Even in the case of a simple non-package project, the same problem could happen. Think for example of a research paper (like in this thread), where you might have a program to reproduce the results themselves and store them in data files, and another program to produce the plots shown in the paper.
Depending on the system where you want your program to run (for example on a supercomputer), it might not be convenient to install plotting packages there. The post-processing and plotting stage can then be run on an other system, where graphics dependencies are easier to install.
FYI, I also wanted to ease $subproject/Project.toml handling so I created a “task runner” package Run.jl (documentation). The API is that Run.script("DIRECTORY/SCRIPT.jl") automatically activate/instantiate DIRECTORY/Project.toml then run the script in an isolated environment. There are quick shortcuts Run.test() and Run.docs() but its useful for general “tasks”; e.g., running benchmarks in CI. All these sub-projects automatically Pkg.devs the parent directory so you can instantiate it even if your main project is not in the registry or does not have URL.
shell> julia --project --quiet
# Restrict LOAD_PATH so that we don't have access to the home environment
julia> splice!(LOAD_PATH, 1:length(LOAD_PATH)); push!(LOAD_PATH, "@")
# BenchmarkTools is not defined as a dependency of the top-level project
julia> using BenchmarkTools
ERROR: ArgumentError: Package BenchmarkTools not found in current path:
- Run `import Pkg; Pkg.add("BenchmarkTools")` to install the BenchmarkTools package.

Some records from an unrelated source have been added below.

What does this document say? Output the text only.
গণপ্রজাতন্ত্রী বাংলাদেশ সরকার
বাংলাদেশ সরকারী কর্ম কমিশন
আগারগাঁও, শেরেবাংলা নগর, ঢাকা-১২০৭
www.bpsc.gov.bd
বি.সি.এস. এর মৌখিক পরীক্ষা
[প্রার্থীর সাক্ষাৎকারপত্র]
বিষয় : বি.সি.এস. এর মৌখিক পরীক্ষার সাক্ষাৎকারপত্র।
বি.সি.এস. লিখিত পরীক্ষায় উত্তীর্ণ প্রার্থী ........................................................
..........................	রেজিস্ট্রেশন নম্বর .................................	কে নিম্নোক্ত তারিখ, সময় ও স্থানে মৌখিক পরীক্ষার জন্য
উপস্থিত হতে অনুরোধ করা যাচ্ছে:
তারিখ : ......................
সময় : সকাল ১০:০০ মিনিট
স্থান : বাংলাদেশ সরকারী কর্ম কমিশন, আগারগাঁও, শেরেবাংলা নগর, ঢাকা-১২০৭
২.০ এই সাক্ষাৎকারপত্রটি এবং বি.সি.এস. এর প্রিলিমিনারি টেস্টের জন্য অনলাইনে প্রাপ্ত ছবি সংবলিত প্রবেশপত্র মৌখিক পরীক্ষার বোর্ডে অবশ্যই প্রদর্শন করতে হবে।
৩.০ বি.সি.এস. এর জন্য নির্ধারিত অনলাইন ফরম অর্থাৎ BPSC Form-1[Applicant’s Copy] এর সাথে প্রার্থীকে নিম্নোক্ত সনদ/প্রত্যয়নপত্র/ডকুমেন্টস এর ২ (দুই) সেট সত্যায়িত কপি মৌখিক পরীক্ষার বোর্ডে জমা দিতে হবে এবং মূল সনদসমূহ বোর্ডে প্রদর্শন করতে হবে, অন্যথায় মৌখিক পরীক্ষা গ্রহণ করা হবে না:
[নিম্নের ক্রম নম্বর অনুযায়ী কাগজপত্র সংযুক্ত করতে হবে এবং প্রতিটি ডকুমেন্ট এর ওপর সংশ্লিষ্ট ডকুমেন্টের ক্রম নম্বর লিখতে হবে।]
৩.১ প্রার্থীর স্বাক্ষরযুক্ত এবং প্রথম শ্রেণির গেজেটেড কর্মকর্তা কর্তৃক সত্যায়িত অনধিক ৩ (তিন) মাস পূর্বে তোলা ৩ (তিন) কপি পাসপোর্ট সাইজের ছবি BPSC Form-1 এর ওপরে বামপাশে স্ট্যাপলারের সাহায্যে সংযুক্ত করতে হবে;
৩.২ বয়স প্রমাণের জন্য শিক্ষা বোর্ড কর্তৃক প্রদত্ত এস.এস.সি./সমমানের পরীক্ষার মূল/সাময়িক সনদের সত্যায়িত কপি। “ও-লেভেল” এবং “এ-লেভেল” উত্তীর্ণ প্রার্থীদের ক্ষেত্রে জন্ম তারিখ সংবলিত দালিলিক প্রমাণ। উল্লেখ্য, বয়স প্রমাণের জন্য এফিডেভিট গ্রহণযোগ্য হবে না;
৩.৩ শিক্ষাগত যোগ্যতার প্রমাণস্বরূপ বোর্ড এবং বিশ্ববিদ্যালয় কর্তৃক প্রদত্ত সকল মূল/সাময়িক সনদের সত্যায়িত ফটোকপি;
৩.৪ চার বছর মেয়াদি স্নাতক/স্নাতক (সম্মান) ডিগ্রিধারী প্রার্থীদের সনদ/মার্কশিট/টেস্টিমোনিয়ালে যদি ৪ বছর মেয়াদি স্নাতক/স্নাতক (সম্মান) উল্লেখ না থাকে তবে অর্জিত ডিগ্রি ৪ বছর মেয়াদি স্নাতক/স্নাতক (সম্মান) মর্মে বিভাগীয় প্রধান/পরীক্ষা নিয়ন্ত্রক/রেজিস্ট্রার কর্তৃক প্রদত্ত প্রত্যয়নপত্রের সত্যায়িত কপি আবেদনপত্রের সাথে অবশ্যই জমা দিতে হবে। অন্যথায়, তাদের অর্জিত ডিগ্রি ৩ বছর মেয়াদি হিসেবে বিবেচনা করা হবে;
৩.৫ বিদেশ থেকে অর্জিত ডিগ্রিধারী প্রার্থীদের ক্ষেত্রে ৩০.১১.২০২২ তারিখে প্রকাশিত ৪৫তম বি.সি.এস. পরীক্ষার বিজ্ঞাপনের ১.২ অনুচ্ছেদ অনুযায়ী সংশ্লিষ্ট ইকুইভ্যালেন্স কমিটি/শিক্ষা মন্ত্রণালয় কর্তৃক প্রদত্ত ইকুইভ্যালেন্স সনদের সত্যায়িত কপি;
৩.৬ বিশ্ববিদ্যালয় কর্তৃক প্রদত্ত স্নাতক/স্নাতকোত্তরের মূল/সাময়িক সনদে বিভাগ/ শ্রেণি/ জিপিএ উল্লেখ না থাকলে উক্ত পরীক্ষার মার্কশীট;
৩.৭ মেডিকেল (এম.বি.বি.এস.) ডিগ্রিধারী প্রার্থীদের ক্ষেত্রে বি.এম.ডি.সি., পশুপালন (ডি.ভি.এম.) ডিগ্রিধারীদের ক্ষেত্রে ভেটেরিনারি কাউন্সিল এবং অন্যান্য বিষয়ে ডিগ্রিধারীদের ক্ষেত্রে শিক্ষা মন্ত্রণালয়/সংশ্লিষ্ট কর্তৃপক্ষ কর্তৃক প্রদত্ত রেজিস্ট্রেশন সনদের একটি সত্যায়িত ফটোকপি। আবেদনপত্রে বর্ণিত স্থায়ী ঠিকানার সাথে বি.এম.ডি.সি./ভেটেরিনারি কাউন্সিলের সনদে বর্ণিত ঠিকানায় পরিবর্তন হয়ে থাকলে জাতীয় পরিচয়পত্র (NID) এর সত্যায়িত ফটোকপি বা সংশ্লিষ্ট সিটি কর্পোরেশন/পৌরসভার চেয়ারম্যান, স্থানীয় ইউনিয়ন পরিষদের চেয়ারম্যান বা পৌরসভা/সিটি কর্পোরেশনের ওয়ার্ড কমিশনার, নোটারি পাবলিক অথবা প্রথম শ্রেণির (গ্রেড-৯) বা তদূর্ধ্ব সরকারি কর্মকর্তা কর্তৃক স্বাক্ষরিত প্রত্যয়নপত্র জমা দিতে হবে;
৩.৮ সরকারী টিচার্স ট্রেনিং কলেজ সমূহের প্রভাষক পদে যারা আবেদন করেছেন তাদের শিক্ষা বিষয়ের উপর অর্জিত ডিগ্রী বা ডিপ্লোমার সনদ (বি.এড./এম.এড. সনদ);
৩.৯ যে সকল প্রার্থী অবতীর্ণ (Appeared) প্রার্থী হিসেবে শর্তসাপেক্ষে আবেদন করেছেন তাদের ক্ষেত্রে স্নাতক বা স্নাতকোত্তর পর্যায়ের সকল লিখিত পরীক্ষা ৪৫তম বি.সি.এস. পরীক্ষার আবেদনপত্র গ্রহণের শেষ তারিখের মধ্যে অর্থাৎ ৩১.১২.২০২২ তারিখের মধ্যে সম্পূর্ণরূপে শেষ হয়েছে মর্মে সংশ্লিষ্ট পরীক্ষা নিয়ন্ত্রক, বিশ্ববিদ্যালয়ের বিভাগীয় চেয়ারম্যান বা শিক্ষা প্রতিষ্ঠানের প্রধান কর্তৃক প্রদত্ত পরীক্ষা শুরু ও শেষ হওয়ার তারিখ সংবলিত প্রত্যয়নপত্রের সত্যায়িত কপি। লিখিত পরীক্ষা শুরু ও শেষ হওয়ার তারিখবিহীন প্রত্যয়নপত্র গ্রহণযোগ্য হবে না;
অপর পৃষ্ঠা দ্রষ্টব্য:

 require(::Module, ::Symbol) at ./loading.jl:823
# However it is a dependency of the SubProject
julia> push!(LOAD_PATH, "SubProject")
julia> using BenchmarkTools
Oh, my bad! I don’t watch change announcements closely enough and had missed this. Thanks!
The documentation speaks of “implictly adding the tested package itself”. Is it a feature specific to tests, or could it be replicated with other subprojects?
Really nice, thanks! I think Run.jl would indeed solve all issues of this type that I encountered.
What I like about Tamas’ idea of stacking environments is that it should allow using the dependencies of several subprojects at once. In other words, if you’re willing to lose isolated environments, you can aggregate a complete environment for all subprojects, as though all dependencies had been declared in the top project.
In this respect, I would say such a solution would combine all advantages: if you want separate environments for testing purposes you can have them; if you want the ease of use of a single environment defining all dependencies, you can have it too.
One of my primary motivations to write Run.jl is reproducibility so Run.script even exclude the default environment (@v#.#) by default. Another reason to avoid stacked environments is that it could break version compatibility. But that’s because CI needs a reliable way to run tasks. For interactive sessions, stacking environments is really great.
Thanks, I see why we could not make Project1 and Project2 work together with stacked environments in this case.
Just to be sure I understand you point, what you’re saying is that since both projects can not work together, we should ensure they are run in different Julia sessions. And this is precisely what Run.jl automates. Am I right? That makes a lots of sense.
Either way, I think this should not be a problem for me, since the use cases I have in mind involve making sub-projects work together, which are all developed within the same larger project (github project), presumably by the same team.
Yes, I think the hypothetical risk I was talking about is very small especially if you track Manifest.toml in git. You can at least reproduce stacked environments at any moment if there was anything wrong this way.
If both PkgA and PkgC depend on the same PkgB (i.e., UUID is the same), the PkgB loaded in one Julia process is shared across PkgA and PkgC. So, using PkgB in PkgC loads PkgB 2.0 even if Project2/Manifest.toml has PkgB 1.9.
If PkgB in Project1 and PkgB Project2 are different PkgB which happen to have the same name (i.e., UUIDs are different), then PkgA and PkgC can be safely loadedin one process.